Munn Park Memories

Civil War Confederate Monuments, Uncategorized

Munn Park Monument

I grew up in a racially divided Lakeland, FL in the heat of the Civil Rights Movement. Throughout the 50’s and 60’s of my childhood, racial division, hate, and the fear of change, were daily topics of adult conversation. That chatter often spilling over to ears of children denounced the big, bad government and colored people who “didn’t know their place.”

In the town square known as Munn Park, the 26 feet tall marble monument to the Confederacy looked defiantly over the park’s separate water fountains (one with a “Whites Only” sign). Separate restrooms for whites and blacks next to the park served as a constant reminder that old fears, hates and prejudices were alive in this town. And, sad to say, still are today. Even after that big bad government got rid of the separate water fountains and restrooms, this cold symbol of treason against our United States (the country my dad served in WWII when he helped defeat the Nazis) still stands on public property.

Oh yes, it was a glorious day for the Daughters of the Confederacy and the Third Brigade of the Confederate Veterans who gathered in the park that June 3, 1910. They celebrated the dedication of the monument by listening to a speech by then Florida Attorney-General, Park Trammel. The event took place, not coincidentally, on the birthday of the President of the Confederacy, Jefferson Davis.

But, today, do we not know better? Have we learned nothing from our history? I remember well the things that I heard and witnessed growing up in Lakeland, FL.

I remember the sit-in at the drugstore a few miles from Munn Park on Memorial Blvd. where blacks were not allowed service at the counter where burgers, shakes, etc., were served. And there was a night when black people protesting segregation at the Polk Theater, just a couple of blocks from Munn Park, with its symbol of segregation and disrespect to black citizens, were viciously attacked. I was standing across the street with other onlookers watching the protest when I saw it happen. I felt sickened at the noticeable lack of police response.

A restaurant located on Florida Ave. just a short distance north of the Polk Theater, Howell’s Lunch and Bakery, owned by my uncle, was the scene of a protest. Three black women dared to enter a white owned restaurant in Lakeland, FL to buy lunches. I was there too, and I watched as they were thrown out.

I remember well the muddy/dusty roads of the predominantly black residential area behind my uncle’s small business and extending north through those numbered streets. That area, known in those days as Lakeland’s Nigger Town, had no paved streets because the city refused to pave them. Those roads were ignored until the Civil Rights Movement began to force change and the tax paying black citizens- who worked and who served in our military- got paved streets.
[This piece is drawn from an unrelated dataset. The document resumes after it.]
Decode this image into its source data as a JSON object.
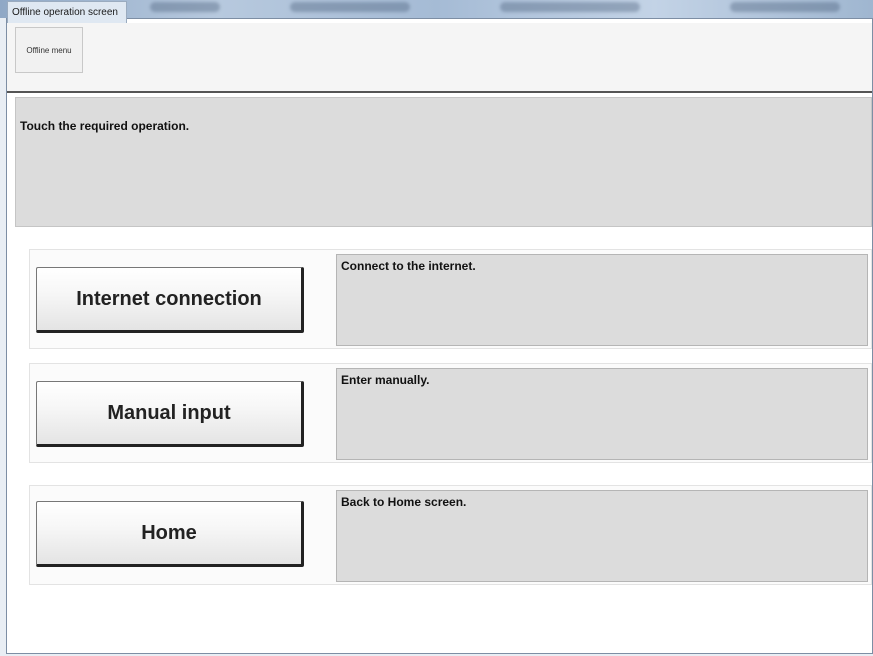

My uncle, the same one who refused to serve black people in his restaurant, would hand me a cardboard box during the summers and send me down those dusty/muddy roads to sell donuts, brownies and other pastries. Even as a boy, I could hear children ahead of me shouting, “White man coming.”

As I passed the humble homes on those dirt roads, I encountered wonderful people who gave me ice water, tea and sometimes lemonade, and bought my offerings.
Those people — fathers, grandfathers, mothers and grandmothers – treated me with kindness and generosity. They all helped plant seeds of empathy and a spirit of human decency in the heart and mind of the man who would one day write this essay.

Honoring the Confederacy and its participants is to honor treason. Allowing this monument to stand any longer is a disgrace. By allowing it to stand, you are paying homage to the worst institution in human history…slavery. How hypocritical to fly the American flag in the same park!

Preserving our country’s history so that we might learn from it is what books and museums are for. Instead of an idol to a dead institution let us honor and give reverence to our patriots and their moral principles. Take down this shameful false idol. Replace it with a memorial to those brave individuals, like my dad, who served the United States of America…our veterans. Honor them.

To those who will make the decision: if you fail to do the right thing now, and do not remove the Confederate Memorial from Munn Park, your lack of courage will haunt you through all the years ahead.